Il était retenu par Issam et Zakioru. Juli et Linor étaient immobiles de surprise, ce dernier tenait encore une pierre entre ses doigts en suspens au-dessus du goban.

― Emmenez-moi cet idiot à l’infirmerie, ordonna le Doc’.

A sa suite, Issam et Zakioru tirèrent Saelys qui se débattait. Ce dernier vomissait encore ses insultes à travers le couloir. Naël comptait sur Artur pour calmer les esprits des hommes restants. Mazziek et lui portèrent presque Yuka, qui se débattait toujours, à travers le gymnase puis l’escalier jusqu’à la cabine qu’elle partageait avec le mousse. Naël verrouilla derrière lui la porte avec son code.

― Fais-moi sortir, Kalozka, hurla Yuka en le menaçant du doigt. Il va comprendre, ce bjekarsur !

― Si tu te calmes pas, je demande au Doc’ de te piquer avec son calmant maison, répondit Naël.

Son équipage risquait la scission entre les hommes supportant Yuka et ceux soutenant Saelys. Elle n’aurait pas pu se casser sagement ? Elle n’avait donc rien retenu de Nighty ? Non, bien sûr que non, il fallait qu’elle tente de massacrer leur cuistot. Merde, merde et merde. Réfléchis, réfléchis.

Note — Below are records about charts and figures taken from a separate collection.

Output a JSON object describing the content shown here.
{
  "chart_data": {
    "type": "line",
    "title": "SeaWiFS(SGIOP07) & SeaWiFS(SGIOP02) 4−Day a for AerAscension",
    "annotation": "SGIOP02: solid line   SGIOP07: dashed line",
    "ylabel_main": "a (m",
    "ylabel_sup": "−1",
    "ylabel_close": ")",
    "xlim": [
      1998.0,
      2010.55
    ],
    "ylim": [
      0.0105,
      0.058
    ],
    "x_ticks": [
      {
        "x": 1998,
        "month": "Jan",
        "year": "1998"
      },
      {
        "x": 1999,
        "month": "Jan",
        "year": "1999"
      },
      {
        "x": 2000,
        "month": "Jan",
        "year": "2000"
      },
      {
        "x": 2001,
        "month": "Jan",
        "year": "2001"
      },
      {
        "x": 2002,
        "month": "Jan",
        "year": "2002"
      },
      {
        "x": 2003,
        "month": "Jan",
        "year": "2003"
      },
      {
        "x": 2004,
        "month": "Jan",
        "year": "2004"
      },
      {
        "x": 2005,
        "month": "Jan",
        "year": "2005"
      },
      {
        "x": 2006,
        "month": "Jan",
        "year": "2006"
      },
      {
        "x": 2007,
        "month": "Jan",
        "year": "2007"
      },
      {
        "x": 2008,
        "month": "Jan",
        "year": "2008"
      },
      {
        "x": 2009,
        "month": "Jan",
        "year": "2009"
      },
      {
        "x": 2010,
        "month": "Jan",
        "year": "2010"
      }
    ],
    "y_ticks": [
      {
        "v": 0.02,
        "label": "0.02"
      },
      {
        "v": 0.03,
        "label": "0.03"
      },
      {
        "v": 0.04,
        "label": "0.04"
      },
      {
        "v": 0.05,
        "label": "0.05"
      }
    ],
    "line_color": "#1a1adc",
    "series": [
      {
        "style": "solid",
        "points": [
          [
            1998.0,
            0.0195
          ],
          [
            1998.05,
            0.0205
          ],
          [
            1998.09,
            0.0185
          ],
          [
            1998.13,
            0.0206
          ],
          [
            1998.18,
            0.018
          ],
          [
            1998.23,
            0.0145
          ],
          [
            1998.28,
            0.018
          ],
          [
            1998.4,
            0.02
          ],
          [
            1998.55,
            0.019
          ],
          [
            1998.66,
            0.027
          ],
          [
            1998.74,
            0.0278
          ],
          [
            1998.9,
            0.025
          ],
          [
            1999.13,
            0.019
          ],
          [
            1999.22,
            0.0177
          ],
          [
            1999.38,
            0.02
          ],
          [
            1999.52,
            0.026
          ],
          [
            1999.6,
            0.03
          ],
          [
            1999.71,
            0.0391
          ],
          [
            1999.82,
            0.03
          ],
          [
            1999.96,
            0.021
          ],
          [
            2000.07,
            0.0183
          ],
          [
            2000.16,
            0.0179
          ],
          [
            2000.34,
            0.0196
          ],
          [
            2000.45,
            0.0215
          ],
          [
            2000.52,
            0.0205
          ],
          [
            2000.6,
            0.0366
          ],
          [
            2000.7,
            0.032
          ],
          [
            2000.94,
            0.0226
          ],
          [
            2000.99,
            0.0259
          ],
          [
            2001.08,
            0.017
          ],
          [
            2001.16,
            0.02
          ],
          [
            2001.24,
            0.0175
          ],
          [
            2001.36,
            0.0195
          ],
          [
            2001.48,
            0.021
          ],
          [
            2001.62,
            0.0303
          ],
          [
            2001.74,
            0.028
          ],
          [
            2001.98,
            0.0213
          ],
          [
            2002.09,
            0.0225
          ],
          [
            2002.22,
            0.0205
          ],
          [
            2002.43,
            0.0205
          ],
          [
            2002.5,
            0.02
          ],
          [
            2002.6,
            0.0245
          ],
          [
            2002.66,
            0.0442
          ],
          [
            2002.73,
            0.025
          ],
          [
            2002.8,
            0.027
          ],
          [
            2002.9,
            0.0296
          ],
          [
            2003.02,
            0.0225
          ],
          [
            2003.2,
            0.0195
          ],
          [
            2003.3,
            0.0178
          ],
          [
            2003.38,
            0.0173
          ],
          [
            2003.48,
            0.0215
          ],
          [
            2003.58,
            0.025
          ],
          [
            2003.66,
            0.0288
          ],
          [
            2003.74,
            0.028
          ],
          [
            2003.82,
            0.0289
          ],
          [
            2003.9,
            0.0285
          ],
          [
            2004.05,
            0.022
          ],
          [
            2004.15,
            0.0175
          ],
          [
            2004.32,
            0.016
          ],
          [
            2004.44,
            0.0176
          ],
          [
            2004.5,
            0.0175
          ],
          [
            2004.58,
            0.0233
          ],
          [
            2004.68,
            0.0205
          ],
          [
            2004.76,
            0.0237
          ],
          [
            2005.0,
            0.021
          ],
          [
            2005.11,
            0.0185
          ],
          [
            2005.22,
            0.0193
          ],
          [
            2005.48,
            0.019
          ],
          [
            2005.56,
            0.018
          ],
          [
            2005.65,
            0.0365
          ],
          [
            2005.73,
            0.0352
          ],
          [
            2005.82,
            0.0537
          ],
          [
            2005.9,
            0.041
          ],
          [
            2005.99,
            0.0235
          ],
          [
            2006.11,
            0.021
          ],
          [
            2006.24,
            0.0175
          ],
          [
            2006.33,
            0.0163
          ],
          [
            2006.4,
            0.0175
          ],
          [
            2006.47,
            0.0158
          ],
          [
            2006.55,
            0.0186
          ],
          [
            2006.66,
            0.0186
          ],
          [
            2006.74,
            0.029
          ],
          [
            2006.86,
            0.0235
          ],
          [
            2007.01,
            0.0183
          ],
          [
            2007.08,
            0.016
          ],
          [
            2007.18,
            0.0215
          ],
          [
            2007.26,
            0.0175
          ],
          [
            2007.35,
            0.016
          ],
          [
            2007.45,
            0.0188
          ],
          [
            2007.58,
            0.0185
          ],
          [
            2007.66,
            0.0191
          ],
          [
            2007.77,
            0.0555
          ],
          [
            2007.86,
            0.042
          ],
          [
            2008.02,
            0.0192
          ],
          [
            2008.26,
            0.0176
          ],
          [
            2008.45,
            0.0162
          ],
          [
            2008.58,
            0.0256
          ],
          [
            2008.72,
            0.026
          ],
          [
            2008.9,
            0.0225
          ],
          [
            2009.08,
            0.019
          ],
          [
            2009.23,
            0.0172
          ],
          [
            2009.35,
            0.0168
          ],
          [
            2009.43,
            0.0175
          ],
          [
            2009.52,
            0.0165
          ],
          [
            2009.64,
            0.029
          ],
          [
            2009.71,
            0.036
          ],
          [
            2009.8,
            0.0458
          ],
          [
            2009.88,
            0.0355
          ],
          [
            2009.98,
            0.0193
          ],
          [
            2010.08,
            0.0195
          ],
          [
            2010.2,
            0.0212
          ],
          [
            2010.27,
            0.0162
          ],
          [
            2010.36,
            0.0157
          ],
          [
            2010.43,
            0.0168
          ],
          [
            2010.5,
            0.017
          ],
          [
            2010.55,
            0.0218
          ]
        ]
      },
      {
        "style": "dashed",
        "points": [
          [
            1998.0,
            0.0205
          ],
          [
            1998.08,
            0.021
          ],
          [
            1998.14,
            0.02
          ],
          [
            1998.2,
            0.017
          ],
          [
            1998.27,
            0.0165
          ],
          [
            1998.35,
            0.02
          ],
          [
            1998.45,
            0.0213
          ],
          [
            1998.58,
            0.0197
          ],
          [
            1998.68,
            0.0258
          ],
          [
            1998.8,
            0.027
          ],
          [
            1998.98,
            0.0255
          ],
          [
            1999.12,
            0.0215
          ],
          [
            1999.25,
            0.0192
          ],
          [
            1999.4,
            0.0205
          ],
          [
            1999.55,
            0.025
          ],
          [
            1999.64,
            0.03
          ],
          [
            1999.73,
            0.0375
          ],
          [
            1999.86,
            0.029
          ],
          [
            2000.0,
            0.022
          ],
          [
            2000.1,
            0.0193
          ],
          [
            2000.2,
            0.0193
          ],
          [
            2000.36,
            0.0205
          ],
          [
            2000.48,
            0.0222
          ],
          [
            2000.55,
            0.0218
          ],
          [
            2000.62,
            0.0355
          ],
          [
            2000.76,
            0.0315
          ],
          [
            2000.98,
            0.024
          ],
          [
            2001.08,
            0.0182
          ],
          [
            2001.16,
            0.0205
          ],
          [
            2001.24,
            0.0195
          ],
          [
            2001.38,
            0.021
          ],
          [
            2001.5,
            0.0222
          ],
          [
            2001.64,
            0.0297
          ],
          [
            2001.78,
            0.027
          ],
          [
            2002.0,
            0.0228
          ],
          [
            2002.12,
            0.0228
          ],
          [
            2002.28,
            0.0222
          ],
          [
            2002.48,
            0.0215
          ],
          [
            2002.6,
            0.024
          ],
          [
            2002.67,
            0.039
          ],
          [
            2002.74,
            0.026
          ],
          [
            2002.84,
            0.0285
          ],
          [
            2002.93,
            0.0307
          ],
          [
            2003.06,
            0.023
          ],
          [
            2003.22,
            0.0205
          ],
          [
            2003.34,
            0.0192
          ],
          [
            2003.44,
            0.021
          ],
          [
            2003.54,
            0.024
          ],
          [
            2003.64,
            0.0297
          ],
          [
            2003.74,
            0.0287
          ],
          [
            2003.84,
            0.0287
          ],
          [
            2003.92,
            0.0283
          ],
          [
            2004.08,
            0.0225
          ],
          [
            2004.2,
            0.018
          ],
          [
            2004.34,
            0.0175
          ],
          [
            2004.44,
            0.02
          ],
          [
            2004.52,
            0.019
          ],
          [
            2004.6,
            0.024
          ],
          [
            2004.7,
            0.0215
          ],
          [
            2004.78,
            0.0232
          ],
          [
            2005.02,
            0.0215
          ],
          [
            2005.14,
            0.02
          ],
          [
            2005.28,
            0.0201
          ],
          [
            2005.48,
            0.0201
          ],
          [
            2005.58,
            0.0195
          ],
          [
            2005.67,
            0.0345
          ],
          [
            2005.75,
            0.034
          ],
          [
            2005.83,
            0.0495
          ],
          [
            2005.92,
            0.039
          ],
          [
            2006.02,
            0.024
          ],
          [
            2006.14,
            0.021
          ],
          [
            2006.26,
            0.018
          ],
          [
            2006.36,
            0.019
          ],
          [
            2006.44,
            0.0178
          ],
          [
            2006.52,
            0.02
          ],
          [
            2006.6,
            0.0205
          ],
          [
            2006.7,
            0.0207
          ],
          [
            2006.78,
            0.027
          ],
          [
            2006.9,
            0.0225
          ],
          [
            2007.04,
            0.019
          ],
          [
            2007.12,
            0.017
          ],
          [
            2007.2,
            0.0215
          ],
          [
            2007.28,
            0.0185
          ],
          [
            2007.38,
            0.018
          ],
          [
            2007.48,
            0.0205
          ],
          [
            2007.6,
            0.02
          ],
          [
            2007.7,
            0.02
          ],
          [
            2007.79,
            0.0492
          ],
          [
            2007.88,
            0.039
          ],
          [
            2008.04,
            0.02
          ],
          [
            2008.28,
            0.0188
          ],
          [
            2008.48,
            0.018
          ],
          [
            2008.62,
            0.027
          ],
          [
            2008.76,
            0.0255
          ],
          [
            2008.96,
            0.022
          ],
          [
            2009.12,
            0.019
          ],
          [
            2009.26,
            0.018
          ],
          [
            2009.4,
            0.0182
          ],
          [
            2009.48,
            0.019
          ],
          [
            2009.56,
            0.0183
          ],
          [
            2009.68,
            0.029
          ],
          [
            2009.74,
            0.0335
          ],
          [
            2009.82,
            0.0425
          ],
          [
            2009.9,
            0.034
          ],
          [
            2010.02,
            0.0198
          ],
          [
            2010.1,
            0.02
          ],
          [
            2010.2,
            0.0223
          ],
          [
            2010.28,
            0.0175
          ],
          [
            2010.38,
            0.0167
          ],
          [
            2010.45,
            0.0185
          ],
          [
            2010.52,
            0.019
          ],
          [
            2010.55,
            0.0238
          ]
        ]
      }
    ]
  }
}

Yuka frappa la paroi de son poing et émit quelques jurons ralong en tenant sa main douloureuse.

― Ça t’apprendra, petite, commenta sobrement Mazziek.

Elle lui lança un regard noir avant de s’asseoir sur le bord d’une couchette, tête enfouie entre ses bras.

― Bon, la sorcière, à partir de maintenant tu évites toute interaction avec Saelys, ordonna Naël. S’il te cherche, tu files tête basse m’en parler ou en parler à Artur pour que l’on calme le jeu. Pas de division au sein de mon équipage. Suis-je clair ?

― Je ferais ce que je peux… murmura Yuka à travers ses mains.

― Non, tu feras ce que j’ordonne, répliqua-t-il. Et toi Mazziek, tu la surveilles et tu fais baisser la pression si besoin. Sans frapper Saelys, ajouta-t-il devant le regard mauvais de ce dernier.

― Oui, capitaine.

Il vit la mâchoire de Mazziek claquer de frustration, mais il savait qu’il obéirait aux ordres. Son homme de main était un vieux de la vieille, il avait vu les boucheries que pouvaient enfanter des divisions internes.

― Bien, je vais faire le même speech à Saelys. Mazziek, tu me la surveilles tant qu’elle arrive pas à contrôler ses nerfs.

― Oui, capitaine.

― Bien.

Naël déverrouilla la cabine et laissa derrière lui la colère de Yuka. Ce n’était pas la sienne, il n’en avait pas besoin.